Soil Requirements and Preparation
Henna is resilient to drought and thrives in warm, arid regions with a temperature range of 30 to 35 degrees Celsius during the summer. It grows well in sandy or loamy soil with a pH range of 4.3-8. The plant is typically cultivated in well-fertilized soils.
Regular irrigation of the main field and nursery is crucial for healthy plant growth. Initially, daily watering is essential for about 10 to 15 days, depending on weather conditions. As the seedlings become established, the frequency can be reduced to every 6 to 7 days. Adequate water supply is crucial, especially during the period leading up to the first harvest.

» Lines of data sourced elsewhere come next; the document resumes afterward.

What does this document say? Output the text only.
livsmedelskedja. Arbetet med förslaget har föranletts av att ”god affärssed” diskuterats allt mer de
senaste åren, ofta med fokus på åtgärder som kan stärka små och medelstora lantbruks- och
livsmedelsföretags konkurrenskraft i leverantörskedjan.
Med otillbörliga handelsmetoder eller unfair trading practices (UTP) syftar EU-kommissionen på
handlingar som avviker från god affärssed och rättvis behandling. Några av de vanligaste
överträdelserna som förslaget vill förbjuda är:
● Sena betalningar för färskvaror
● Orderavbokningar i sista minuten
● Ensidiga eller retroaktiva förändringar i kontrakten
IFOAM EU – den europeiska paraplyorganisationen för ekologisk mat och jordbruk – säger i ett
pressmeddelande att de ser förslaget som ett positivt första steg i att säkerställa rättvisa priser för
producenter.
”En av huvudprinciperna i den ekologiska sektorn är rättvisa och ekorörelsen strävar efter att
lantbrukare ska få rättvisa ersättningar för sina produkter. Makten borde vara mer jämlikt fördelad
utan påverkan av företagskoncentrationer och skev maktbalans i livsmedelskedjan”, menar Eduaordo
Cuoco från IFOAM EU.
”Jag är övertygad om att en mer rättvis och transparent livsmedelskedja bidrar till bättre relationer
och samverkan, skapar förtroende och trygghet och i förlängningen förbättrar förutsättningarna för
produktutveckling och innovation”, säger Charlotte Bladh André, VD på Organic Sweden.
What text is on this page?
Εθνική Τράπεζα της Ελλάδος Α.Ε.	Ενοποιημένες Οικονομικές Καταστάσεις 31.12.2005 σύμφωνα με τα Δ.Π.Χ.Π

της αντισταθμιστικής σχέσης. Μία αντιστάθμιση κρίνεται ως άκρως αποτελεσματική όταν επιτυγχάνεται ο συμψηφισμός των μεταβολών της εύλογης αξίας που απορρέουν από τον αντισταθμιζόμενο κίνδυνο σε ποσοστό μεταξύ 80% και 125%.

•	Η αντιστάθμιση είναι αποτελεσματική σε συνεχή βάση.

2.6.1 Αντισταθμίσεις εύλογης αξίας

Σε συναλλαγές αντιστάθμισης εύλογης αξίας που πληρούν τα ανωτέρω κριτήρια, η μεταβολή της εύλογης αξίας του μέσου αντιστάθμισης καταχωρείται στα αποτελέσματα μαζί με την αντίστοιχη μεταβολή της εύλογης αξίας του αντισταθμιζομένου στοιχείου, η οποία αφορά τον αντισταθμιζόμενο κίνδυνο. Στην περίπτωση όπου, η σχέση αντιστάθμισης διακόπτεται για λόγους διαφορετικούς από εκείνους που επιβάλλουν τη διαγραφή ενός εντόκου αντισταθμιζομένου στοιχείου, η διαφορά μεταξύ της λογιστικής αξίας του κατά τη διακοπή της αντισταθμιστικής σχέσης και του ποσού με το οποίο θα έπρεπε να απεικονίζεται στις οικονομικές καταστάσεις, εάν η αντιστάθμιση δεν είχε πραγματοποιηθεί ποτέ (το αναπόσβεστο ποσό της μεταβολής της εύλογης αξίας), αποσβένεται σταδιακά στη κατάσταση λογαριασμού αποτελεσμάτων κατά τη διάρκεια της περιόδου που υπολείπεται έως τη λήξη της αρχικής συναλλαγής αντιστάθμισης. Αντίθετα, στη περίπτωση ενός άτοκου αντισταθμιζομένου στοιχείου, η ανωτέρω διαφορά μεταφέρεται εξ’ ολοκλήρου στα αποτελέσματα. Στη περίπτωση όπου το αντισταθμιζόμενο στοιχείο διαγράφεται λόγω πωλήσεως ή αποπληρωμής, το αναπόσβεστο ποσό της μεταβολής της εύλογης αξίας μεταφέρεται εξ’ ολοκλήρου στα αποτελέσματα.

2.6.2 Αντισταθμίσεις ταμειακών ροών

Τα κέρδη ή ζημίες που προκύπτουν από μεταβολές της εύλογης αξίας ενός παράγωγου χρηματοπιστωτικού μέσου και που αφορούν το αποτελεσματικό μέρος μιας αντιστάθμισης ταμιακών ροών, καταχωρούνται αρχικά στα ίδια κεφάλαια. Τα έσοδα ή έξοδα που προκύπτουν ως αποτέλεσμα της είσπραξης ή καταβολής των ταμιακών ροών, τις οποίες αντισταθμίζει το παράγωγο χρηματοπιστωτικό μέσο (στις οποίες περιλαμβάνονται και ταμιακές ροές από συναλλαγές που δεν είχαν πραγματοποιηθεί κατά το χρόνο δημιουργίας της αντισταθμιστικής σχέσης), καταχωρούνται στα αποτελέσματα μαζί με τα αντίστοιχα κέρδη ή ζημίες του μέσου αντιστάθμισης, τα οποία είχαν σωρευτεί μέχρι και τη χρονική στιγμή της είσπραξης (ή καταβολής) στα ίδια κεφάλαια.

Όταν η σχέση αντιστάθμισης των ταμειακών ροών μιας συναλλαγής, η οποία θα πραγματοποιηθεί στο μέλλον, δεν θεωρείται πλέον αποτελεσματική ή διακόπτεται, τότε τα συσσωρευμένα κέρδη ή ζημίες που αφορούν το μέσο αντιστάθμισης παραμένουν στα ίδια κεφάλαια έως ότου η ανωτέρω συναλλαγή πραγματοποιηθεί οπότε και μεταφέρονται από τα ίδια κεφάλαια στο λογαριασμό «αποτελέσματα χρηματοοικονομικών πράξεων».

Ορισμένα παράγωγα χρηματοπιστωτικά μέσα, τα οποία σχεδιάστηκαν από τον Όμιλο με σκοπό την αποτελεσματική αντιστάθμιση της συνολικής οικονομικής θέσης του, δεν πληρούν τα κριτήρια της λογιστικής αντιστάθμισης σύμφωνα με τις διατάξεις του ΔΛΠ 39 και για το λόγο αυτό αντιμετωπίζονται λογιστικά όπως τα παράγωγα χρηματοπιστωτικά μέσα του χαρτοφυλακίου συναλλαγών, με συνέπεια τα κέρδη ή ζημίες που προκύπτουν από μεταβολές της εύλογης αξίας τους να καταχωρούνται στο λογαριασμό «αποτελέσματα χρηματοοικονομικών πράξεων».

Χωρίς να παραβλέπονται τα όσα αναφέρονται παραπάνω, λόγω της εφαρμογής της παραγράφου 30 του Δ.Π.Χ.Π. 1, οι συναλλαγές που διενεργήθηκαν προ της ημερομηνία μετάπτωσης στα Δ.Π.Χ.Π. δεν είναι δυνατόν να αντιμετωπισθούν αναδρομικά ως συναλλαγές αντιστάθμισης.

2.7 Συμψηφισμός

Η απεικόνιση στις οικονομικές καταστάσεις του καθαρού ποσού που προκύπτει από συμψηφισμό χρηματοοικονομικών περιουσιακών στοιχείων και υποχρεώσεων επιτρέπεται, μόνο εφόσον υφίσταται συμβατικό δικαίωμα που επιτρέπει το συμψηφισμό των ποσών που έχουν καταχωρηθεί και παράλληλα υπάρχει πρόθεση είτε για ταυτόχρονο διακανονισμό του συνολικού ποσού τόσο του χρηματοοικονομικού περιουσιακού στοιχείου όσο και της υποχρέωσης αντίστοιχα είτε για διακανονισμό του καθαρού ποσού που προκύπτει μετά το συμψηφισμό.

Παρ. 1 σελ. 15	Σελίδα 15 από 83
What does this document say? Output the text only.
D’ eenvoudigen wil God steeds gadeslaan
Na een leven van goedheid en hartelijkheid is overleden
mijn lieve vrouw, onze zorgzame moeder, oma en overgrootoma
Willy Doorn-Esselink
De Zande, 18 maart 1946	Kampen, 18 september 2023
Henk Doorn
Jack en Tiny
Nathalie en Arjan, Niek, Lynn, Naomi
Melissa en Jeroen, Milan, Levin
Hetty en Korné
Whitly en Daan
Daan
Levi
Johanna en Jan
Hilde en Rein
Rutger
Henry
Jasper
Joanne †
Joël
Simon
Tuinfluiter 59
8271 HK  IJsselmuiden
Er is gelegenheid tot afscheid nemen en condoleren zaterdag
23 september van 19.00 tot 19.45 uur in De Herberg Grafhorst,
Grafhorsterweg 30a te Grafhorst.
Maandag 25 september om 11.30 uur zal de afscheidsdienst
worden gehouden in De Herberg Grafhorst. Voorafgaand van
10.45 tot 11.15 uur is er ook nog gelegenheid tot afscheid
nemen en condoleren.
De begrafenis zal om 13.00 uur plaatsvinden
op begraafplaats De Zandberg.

To prepare the primary field, deep plowing is performed in autumn, allowing the soil to naturally settle during winter. Approximately 8 tons of animal manure per hectare are used in the first year, half in Ordibehesht (April-May) and the remainder in Mordad (July-August). In subsequent years, the amount increases to 10-15 tons per hectare, with one-third applied in Ordibehesht and the remaining two-thirds in Mordad.
Harvesting of Henna Plant
The first harvest is conducted twice, typically in late Tir (June-July) and Aban (October-November). From the second year onwards, harvesting is increased to three times annually, occurring in Tir, Shahrivar (August-September), and the second half of Aban.
Harvested henna leaves are dried, separated from the wood, and collected for further processing in henna workshops. The average yield ranges from 1500 to 2500 kilograms per hectare, with the first harvest contributing more, and subsequent harvests slightly less.